Businesses should also think in terms of regional, rather than global, trade ecosystems. Examples might include a North American supply chain, European supply chain, or Asia-Pacific supply chain. This could lead to operating parallel supply chains but with each optimised for a bloc.

Digital infrastructure and supply chain visibility

Fragmentation increases complexity and visibility becomes critical. That is where investment in digital infrastructure becomes vital. Key tools include real-time supply tracking, digital twins for scenario modelling, and use of blockchain or traceability tools for rules-of-origin compliance. These lead to faster responses to disruptions and regulatory changes.

Not all markets are likely to be equally accessible. Businesses will need to prioritise markets aligned with a company’s ‘home’ regulatory bloc.

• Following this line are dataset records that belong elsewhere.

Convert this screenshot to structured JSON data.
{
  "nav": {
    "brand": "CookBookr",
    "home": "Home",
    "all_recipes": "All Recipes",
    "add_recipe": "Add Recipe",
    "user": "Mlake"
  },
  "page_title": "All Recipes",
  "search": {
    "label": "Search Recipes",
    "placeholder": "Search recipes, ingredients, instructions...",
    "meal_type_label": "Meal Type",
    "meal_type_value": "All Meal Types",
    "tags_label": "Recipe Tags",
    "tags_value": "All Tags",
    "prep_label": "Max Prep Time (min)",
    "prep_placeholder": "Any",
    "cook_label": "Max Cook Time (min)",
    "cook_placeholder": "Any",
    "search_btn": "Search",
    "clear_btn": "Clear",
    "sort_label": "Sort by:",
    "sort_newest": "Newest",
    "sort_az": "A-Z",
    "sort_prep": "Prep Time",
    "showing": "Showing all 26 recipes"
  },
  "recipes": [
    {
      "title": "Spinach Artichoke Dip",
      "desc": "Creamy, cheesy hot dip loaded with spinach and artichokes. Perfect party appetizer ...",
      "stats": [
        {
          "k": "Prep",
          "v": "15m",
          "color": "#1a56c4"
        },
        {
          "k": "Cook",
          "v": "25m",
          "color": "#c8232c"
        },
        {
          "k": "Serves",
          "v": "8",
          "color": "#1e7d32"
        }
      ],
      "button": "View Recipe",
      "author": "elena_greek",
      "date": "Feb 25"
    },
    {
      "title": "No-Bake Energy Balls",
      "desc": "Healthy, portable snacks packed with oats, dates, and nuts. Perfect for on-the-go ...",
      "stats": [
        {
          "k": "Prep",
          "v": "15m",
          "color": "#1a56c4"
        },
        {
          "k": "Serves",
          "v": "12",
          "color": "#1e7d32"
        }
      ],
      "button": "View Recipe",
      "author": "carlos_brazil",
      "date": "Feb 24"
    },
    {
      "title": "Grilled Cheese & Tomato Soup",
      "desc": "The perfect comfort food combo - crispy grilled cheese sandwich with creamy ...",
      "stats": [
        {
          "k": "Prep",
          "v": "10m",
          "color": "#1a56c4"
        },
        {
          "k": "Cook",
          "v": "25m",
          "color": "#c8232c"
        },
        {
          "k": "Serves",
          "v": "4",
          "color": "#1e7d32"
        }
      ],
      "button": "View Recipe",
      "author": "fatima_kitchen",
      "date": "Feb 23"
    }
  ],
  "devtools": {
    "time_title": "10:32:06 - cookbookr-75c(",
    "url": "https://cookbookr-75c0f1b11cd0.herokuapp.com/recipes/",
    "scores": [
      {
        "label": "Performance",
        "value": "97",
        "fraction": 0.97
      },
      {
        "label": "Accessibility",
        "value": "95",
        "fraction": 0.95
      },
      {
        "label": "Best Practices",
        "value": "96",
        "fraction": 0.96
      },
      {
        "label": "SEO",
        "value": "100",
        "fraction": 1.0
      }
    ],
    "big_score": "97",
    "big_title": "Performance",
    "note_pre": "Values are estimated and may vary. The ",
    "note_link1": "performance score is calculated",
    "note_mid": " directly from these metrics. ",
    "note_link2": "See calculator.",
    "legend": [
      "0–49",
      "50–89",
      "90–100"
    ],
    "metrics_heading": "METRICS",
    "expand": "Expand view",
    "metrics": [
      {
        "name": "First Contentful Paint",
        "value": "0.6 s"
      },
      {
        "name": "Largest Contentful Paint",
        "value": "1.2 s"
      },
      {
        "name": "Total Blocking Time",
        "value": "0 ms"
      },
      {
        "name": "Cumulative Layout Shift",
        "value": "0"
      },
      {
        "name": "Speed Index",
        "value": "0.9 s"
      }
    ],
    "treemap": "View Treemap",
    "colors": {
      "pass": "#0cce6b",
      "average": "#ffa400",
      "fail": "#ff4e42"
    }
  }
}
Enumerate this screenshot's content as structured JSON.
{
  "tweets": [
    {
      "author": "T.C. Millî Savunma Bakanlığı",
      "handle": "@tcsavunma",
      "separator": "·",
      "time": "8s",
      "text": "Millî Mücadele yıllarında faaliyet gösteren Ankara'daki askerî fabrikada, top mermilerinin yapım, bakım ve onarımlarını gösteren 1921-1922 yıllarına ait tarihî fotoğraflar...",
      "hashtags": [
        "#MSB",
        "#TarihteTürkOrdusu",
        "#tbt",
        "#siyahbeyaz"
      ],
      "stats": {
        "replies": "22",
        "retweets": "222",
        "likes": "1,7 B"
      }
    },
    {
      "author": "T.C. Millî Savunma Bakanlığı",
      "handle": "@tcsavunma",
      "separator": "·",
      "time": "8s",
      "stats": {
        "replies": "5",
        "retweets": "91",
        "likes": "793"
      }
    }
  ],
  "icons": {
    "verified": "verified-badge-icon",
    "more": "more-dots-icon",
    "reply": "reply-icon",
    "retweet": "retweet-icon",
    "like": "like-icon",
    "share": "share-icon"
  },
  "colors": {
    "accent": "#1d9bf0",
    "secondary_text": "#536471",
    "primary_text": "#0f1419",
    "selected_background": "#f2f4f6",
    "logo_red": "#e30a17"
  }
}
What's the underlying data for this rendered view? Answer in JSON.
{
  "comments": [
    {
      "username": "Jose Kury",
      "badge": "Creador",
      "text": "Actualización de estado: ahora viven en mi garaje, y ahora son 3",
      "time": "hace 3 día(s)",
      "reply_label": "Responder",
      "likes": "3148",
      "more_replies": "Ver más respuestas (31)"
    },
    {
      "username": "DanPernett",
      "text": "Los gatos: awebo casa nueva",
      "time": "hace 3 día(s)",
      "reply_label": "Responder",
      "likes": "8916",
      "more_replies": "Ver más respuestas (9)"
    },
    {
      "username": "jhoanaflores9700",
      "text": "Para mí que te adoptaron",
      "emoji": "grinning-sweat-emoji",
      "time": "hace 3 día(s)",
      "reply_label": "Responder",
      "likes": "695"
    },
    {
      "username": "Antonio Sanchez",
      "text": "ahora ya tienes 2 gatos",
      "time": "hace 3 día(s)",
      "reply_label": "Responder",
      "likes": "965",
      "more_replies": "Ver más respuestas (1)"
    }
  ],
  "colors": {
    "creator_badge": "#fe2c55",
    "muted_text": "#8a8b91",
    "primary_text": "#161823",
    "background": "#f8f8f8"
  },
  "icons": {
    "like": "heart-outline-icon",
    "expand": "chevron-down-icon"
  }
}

They might also consider evaluating exposure to politically sensitive regions, and partial exit from high-risk markets.

Relationships with governments and regulators are likely to become increasingly important, as policy directly influences market outcomes. Leading firms will engage in trade policy discussions via industry groups, monitor regulatory trends, and build government affairs capabilities. 

As ‘just-in-time’ is displaced by ‘just-in-case’, businesses will need to ensure they do not overstock everything and focus on high-risk, high-impact components.

Trade

 

The Future - Balancing cost, resilience and geopolitical alignment in modern day trade

The old way was to focus on minimising cost at all times. The new reality is the need to balance cost, resilience, and geopolitical alignment. Companies that hold onto pure cost optimisation are likely to find themselves most exposed. Forward-thinking companies will be those treating fragmentation as permanent, investing early in flexibility and intelligence, and accepting some inefficiency in exchange for resilience.

Global trade has been built over many centuries, escalating across the late Victorian period, through the twentieth century and into the twenty first. For that to unravel is doubtful at the very least. However, the world is experiencing major change: political agreements are being realigned, geopolitical blocs are forming, armed conflicts are increasingly impacting global trade, and just-in-time supply models are coming under extreme strain.

All of this implies that although global trade is unlikely to collapse, it is likely to evolve towards a more regional, politically structured and complex system. The biggest risk is not fragmentation itself, but fragmentation into hostile blocs. If that happens, the costs in terms of lower growth, reduced innovation, and weaker global cooperation, could be substantial.